Retroactive Advantage Correction: Closed-Form V-Trace Bias Correction for Delay-Aware RLHF
Arnav Raj
Abstract
Reinforcement learning from human feedback (RLHF) in production does not always have a synchronous reward signal. Code-execution verifiers, slow judge ensembles, and queued human review can return several gradient steps after the rollout that produced them, breaking the synchronous-reward assumption underlying standard PPO. We address this gap with Retroactive Advantage Correction (RAC): each pending slow completion is queued, aged through a non-negative kernel, and reinjected as a clipped residual into the next optimiser step's advantage.

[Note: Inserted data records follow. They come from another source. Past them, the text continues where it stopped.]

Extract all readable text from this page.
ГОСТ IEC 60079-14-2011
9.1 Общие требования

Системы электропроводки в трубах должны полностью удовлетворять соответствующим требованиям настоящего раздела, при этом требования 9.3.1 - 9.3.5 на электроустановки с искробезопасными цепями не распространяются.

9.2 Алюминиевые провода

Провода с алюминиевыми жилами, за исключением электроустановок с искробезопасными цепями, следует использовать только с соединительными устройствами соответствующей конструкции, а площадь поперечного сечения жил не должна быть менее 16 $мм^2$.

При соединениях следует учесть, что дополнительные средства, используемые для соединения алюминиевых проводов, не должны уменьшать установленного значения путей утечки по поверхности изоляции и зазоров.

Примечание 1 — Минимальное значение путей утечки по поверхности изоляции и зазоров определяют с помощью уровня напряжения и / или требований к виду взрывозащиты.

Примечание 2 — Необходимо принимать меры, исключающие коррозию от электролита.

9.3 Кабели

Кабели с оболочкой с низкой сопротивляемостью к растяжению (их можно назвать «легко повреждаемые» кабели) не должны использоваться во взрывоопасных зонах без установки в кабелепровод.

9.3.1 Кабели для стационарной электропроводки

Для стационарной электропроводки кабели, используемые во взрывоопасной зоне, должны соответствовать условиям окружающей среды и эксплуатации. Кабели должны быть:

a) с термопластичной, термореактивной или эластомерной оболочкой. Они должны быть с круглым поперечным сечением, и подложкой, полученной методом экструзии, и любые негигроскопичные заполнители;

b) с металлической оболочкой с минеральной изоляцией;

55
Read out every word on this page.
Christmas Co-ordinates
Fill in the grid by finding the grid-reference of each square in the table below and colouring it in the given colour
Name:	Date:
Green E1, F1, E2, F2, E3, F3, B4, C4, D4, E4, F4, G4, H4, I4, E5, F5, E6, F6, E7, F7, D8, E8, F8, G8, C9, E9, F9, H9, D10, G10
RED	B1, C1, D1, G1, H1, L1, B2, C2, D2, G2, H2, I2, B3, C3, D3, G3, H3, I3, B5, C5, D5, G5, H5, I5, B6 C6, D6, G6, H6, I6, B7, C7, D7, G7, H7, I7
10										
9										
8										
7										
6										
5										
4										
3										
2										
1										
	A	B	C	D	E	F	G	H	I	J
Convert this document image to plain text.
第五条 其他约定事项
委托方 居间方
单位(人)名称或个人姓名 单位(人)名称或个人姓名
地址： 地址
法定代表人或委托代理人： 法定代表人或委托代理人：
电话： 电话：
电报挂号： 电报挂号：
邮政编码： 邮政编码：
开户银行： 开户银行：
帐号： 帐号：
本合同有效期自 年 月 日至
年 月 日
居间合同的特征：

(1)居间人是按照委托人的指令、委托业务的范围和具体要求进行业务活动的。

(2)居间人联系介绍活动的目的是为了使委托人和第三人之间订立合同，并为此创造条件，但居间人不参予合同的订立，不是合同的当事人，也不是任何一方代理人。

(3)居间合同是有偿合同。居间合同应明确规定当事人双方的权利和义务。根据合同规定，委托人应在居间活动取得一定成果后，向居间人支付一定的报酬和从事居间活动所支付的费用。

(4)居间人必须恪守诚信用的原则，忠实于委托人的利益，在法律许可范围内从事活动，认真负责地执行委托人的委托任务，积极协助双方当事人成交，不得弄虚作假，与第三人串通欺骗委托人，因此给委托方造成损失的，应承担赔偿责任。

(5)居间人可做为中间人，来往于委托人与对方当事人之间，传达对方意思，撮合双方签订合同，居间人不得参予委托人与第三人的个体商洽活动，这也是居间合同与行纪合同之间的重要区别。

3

We prove that the cumulative RAC correction has bias linear in the row-stochasticity slack of the effective delay kernel, and is exact (zero in expectation) at the saturated kernel. At the identity kernel, the result reduces to the on-policy guarantee of V-trace, the canonical clipped importance-sampling corrector for off-policy actor-critic targets. A complementary total-variation bound combines Pinsker's inequality with the Bretagnolle-Huber lemma to control per-step policy divergence. On a tabular Markov decision process (MDP) proof-of-concept, RAC reduces the closed-form policy bias by up to $\{47.9\times}$ at the two-slow-channel deployment configuration, achieving higher bias-reduction than wait-for-slow at lower wall-clock cost. Three $7$B-scale checks confirm the underlying algebraic identity holds to machine precision on real reward distributions. RAC integrates with PPO and GRPO at the reward-manager interface through a two-line patch.